News ombudsmen have been a varied breed, encompassing everything from former journalists to academics to public relations representatives of their newspapers.

Before becoming the Washington Post’s ombudsman (1992-1995), Joann Byrd had spent some 40 years on newspapers and had a graduate degree in philosophy (focusing on ethics).

Byrd says today the Internet has cut down on the necessity of having ombudsmen listen to people’s complaints. But she added that the idea of listening to complaints and passing them along is still important.

“It’s the whole idea of looking at the paper through the eyes of someone who didn’t do the work,” she said. “It’s important to evaluate the paper from the point of view of one person removed from the process.”

During her time at the Post, Byrd said her position was viewed as that of an “internal critic,” a “very independent kind of position.”

“What I did (in that job) was ask if the paper was holding itself to proper standards,” she said. “All readers deserve a good paper.”

Byrd said she’s unsure that many comments from today’s readers deserve to be printed.

“Some are just vile,” she said.

Thus, Byrd said she was unsure, in times of tight newsroom budgets, that ombudsmen are always needed.

“The first moral obligation of a mainstream news organization is to keep the public informed of vital information,” Byrd said. “I see this as an implied promise. To live up to the newspaper’s promise to keep the public informed, a city hall reporter has to come ahead of, alas, an ombudsman.”

She added: “If it could be a position that reminded people that they needed to keep good standards, that would be a good thing.”

Geneva Overholser was an established journalist and editor before serving a stint as Washington Post ombudsman.

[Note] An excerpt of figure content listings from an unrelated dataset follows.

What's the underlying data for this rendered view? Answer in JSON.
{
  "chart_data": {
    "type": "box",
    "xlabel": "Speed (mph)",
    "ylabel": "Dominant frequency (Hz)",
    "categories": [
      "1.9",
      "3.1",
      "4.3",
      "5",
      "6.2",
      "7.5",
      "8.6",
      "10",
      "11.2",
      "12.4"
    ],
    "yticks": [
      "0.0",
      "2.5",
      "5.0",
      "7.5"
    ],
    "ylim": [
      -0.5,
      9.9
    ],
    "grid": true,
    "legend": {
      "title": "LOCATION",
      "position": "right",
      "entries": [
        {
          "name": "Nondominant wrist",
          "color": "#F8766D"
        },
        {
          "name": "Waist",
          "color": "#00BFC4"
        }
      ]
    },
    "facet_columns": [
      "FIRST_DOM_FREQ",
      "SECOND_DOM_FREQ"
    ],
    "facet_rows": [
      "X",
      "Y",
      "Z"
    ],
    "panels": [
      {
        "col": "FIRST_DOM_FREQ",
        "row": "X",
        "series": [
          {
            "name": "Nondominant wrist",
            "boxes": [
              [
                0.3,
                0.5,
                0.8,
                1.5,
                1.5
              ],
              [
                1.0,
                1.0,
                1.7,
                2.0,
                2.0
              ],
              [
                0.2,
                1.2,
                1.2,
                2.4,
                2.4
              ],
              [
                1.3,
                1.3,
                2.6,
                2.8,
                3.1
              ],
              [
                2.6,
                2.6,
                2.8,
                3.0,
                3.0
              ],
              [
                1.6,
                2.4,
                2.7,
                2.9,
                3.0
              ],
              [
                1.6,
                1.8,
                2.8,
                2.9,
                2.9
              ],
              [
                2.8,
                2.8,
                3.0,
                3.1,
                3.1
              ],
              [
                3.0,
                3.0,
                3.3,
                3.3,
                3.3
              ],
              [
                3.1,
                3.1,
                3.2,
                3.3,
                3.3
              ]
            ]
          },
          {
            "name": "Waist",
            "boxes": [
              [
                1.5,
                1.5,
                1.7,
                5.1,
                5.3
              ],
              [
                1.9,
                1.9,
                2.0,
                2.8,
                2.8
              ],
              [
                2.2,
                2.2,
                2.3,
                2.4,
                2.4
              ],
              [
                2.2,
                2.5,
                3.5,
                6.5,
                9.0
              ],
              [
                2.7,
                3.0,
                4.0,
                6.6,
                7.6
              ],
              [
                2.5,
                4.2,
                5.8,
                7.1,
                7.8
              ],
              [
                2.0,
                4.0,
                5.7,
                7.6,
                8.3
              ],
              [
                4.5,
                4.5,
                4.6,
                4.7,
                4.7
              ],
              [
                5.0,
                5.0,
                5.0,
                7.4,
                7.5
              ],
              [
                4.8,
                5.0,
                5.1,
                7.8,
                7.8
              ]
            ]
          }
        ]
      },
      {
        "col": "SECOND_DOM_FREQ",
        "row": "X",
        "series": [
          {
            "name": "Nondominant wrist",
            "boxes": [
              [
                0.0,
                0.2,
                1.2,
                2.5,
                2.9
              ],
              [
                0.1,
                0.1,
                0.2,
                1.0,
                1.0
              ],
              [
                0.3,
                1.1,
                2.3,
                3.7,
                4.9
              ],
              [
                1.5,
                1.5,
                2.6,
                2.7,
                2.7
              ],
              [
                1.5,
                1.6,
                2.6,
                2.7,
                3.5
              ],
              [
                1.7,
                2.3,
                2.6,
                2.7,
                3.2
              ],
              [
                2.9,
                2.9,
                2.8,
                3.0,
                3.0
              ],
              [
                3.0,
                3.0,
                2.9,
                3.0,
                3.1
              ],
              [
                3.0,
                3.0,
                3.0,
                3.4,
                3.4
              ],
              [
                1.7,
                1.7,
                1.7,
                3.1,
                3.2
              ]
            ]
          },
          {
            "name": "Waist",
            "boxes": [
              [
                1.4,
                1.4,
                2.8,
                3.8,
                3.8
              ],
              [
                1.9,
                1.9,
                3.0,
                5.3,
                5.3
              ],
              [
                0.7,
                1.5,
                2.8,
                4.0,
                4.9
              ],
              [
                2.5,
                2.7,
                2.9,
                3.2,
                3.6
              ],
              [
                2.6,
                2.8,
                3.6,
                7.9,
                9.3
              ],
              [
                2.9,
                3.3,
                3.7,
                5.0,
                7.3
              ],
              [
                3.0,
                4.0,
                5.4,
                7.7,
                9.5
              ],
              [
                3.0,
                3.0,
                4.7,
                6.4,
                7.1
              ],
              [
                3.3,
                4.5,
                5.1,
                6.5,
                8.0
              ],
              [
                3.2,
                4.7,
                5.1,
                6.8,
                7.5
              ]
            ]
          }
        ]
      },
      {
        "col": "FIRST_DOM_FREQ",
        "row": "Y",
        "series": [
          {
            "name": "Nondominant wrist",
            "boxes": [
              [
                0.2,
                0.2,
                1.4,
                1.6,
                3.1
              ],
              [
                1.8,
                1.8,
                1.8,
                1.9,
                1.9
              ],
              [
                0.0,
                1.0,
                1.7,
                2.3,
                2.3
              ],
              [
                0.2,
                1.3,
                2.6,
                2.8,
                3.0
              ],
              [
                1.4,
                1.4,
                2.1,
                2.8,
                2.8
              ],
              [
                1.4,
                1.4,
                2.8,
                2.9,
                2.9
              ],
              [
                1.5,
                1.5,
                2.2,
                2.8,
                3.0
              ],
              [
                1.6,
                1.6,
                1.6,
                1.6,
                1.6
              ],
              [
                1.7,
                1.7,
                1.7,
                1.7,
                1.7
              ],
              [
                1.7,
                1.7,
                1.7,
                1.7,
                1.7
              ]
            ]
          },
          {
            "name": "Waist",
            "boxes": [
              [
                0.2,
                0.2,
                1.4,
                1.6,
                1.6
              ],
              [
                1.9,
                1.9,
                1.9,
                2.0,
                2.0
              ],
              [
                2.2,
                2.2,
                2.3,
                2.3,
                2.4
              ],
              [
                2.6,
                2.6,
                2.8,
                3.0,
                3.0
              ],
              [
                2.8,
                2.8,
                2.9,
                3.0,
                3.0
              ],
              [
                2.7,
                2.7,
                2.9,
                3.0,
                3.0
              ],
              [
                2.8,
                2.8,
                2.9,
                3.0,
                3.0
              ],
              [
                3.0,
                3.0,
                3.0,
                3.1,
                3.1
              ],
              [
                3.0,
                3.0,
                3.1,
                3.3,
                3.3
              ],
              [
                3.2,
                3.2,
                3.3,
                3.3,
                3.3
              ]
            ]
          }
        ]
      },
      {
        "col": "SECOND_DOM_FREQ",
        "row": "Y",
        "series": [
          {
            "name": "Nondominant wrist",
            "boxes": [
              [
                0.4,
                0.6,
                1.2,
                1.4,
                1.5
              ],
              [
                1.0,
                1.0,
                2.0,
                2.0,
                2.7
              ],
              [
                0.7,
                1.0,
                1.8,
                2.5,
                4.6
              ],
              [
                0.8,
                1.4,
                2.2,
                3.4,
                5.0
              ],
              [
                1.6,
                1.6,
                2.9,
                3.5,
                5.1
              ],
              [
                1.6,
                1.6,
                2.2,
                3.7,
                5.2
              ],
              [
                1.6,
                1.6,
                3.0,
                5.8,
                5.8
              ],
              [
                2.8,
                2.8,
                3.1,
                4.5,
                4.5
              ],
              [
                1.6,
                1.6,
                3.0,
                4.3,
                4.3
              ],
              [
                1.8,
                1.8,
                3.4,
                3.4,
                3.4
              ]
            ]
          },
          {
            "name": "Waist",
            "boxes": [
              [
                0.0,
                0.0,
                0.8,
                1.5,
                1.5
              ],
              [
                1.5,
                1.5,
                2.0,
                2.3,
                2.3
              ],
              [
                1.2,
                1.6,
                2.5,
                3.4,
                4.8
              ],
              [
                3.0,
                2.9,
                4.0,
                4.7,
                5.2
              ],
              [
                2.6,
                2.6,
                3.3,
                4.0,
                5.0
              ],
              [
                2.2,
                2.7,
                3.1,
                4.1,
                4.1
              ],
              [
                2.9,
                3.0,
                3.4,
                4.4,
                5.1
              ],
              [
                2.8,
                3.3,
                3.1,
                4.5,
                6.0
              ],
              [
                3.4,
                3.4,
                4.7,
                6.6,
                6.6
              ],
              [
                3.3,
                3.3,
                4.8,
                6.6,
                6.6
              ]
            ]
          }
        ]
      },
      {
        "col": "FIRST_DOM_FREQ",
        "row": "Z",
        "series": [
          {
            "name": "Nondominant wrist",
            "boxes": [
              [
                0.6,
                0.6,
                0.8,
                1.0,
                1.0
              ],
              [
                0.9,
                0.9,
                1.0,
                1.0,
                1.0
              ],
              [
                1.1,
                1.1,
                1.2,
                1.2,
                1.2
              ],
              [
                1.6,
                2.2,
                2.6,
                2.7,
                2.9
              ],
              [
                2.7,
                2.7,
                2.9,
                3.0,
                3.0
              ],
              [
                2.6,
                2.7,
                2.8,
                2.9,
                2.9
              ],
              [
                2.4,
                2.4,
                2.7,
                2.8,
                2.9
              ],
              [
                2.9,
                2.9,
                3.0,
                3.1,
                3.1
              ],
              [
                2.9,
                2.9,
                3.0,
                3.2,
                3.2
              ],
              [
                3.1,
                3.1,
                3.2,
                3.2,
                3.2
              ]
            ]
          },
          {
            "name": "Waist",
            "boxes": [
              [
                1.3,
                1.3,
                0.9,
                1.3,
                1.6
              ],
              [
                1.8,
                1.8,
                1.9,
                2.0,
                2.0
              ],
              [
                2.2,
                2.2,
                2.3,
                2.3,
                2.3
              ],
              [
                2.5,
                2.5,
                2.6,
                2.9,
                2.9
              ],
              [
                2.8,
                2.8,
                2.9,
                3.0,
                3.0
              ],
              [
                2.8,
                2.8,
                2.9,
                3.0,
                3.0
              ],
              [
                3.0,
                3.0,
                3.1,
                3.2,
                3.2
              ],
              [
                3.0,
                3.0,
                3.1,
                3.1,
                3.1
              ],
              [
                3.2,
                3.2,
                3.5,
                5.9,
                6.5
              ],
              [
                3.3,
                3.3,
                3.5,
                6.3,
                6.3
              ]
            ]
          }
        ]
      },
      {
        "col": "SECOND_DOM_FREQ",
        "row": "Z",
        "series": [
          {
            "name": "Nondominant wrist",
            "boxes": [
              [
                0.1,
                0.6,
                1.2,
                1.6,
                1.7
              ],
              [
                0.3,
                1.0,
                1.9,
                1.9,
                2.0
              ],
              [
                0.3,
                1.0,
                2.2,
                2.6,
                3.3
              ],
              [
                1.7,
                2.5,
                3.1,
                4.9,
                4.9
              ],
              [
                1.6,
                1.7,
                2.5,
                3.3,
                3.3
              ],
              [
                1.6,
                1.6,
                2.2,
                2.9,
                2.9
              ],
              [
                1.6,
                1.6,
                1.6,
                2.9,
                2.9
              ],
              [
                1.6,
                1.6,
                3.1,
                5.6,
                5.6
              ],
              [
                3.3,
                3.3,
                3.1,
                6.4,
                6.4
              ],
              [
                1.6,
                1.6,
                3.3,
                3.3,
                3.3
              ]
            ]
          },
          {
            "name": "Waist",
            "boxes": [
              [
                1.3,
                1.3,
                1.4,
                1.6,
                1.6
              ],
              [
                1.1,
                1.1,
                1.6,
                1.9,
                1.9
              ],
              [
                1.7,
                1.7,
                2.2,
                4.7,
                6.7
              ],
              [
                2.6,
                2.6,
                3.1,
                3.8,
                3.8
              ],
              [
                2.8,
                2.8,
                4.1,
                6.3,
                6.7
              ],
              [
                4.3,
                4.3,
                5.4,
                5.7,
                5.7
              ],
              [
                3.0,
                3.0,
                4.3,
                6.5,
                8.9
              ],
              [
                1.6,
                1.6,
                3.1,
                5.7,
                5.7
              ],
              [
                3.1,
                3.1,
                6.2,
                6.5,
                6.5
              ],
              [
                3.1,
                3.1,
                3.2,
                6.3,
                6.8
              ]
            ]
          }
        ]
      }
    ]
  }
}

She later served as dean of the Annenberg School of Journalism at the University of Southern California.

Overholser said she questions the importance of ombudsmen in an era on instant, new-tech feedback from readers. Nevertheless, she said ombuds can raise important issues such as the media’s overuse of anonymous sources, a topic she championed while at the Post.

She said the United States seems to be moving into an era where “many journalists don’t see the importance of having people on the record. I think that’s simply a mistake.”

Overholser praised New York Times’ Margaret Sullivan, the paper’s public editor, saying: “She (Sullivan) has waded into very complicated and important issues for the paper’s decisions to withhold stories when asked to do this by the government.”

Last year the Post ended its decades-long tradition of employing an ombudsman to critically analyze the paper’s reporting. For a time, its ombudsman position was replaced by a former journalist acting as a part-time readers’ representative. As of this writing, that part-time position is vacant.

Some professional ONO members have taken the ombudsmen, or internal watchdog role, in their columns by taking their media employer to task for embarrassing conflict-of-interest issues. Others have tended to be more readers’ representatives, focusing more on subscribers’ concerns of delivery issues and published grammatical errors.

But regardless of how they have operated, there are fewer American ombudsmen today, and there is every reason to believe this downward trend will continue throughout this decade and century. This does not bode well for a press expected by the First Amendment to serve the public responsibly.